The test coverage trap – Arnold Galovics

If you’ve ever been to a developer interview in your life, you must’ve heard the question. How much test coverage is acceptable?

Some people immedately say 100%, some say 90% and it ultimately stops at like 50%. For some reason that’s the lowest number I heard so far.

I’ll try to break down the topic from my point of view and share my ideas along the way. Let’s start.

The multi-layered question

Have you ever been in this conversation with a fellow engineer?

Dude 1: We need to start this very exciting, cutting-edge project.
Dude 2: Cool.
Dude 1: Do you think we should use Java/Scala/Node.js/whatever for it?

In a sense, the programming language question is similar to the test coverage question. There are certain aspects to it, it’s not a single answered question – unless you talk about the details.

Test coverage is a term that’s applicable to multiple things:

Unit test coverage
Component test coverage
Integration test coverage
API test coverage
UI test coverage
E2E test coverage
Performance test coverage

When someone asks this question, the first thing is to make sure we’re talking the same language. The most frequent choice is to go with unit test coverage – at least in my experience.

Now that’s decided. The next thing to talk about is the different ways to measure unit test coverage:

Line coverage
Branch coverage

Line coverage is when you measure which lines are covered within the tests. Branch coverage is when you measure which execution paths are covered within the tests.

Probably you’re like “what the hell is this guy talking about, that’s no explanation at all”. Agreed, it’s a very dry explanation so let me give you an example.

Assume we have the following (Java) code:

public void bar(int x) {
    if (x > 10)
        System.out.println(x);
}

In this particular method we have 2 lines that can be executed and 2 branches. One when x is greater than 10, and one – which is a hidden branch – when it’s smaller or equal. In the latter case, there will be nothing printed to the console.

Let’s have a simple test case.

class FooTest {
    @Test
    public void barTest() {
        new Foo().bar(11);
    }
}

We’re testing agains the input 11. In that execution path, the if condition will evaluate to true and the value will be printed to the console.

How does our metric look like?

Line coverage: 2/2 (100%)
Branch coverage: 1/2 (50%)

As you can see, if you’d just blindly look at line coverage, you’d have the safest feeling in the world; “my code is fully tested”. While looking at the branch coverage, it’s clear there’s a missing execution path.

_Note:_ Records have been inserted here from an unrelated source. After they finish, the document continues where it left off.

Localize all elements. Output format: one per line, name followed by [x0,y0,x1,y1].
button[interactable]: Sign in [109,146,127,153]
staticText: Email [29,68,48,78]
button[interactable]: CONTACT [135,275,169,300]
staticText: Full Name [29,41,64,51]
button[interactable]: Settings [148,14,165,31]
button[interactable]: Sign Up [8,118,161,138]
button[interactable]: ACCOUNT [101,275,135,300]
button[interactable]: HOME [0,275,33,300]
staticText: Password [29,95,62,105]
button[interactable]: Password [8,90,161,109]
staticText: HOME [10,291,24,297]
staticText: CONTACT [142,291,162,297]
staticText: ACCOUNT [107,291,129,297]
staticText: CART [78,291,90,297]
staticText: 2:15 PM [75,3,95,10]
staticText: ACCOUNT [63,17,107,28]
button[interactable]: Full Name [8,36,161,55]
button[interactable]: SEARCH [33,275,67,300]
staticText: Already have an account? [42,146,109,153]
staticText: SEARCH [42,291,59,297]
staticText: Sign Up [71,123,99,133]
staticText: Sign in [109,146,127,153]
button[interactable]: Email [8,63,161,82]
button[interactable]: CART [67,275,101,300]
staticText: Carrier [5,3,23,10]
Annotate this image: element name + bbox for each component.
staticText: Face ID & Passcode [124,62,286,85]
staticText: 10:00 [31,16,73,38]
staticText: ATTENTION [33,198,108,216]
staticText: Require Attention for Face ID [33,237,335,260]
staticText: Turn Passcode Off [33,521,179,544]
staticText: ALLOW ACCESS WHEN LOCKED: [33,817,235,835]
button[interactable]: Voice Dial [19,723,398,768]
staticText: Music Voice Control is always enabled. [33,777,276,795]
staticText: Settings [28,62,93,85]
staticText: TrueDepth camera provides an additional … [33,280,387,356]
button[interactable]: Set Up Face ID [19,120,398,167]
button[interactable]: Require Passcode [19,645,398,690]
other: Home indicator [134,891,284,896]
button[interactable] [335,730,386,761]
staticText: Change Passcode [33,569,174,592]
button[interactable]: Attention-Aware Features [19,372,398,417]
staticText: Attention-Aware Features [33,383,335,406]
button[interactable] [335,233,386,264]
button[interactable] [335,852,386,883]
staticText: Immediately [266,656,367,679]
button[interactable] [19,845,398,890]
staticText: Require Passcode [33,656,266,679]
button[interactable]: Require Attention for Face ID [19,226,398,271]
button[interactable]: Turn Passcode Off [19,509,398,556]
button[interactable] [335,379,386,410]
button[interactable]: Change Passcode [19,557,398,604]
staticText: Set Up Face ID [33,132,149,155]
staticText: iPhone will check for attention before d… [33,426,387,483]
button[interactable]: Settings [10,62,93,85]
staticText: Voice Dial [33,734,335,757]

That’s the difference between those 2 basic metrics and that’s why the answer to the original question is not black or white.

So how much?

I feel like less experienced developers and interviewers are expecting the answer to the “how much” question to be very close to 100%. I personally don’t think that’s right though.

The sole reason people think the higher test coverage the better the code is because they think there’s a direct proportionality between the 2. They couldn’t be far from the truth.

Often when testing comes to a discussion, we tend to forget testing has a cost. And it’s not even a one-time cost because tests need to be maintained. Even going further, comparing black-box testing and white-box testing has different maintenance costs.

Let me give you a brief overview of what I mean – and the definitions won’t be 100% accurate but you’ll get the idea.

Black box unit testing is when you don’t care about the internal implementation of your testable unit. You provide an input and based on the requirements, you verify the behavior against an output.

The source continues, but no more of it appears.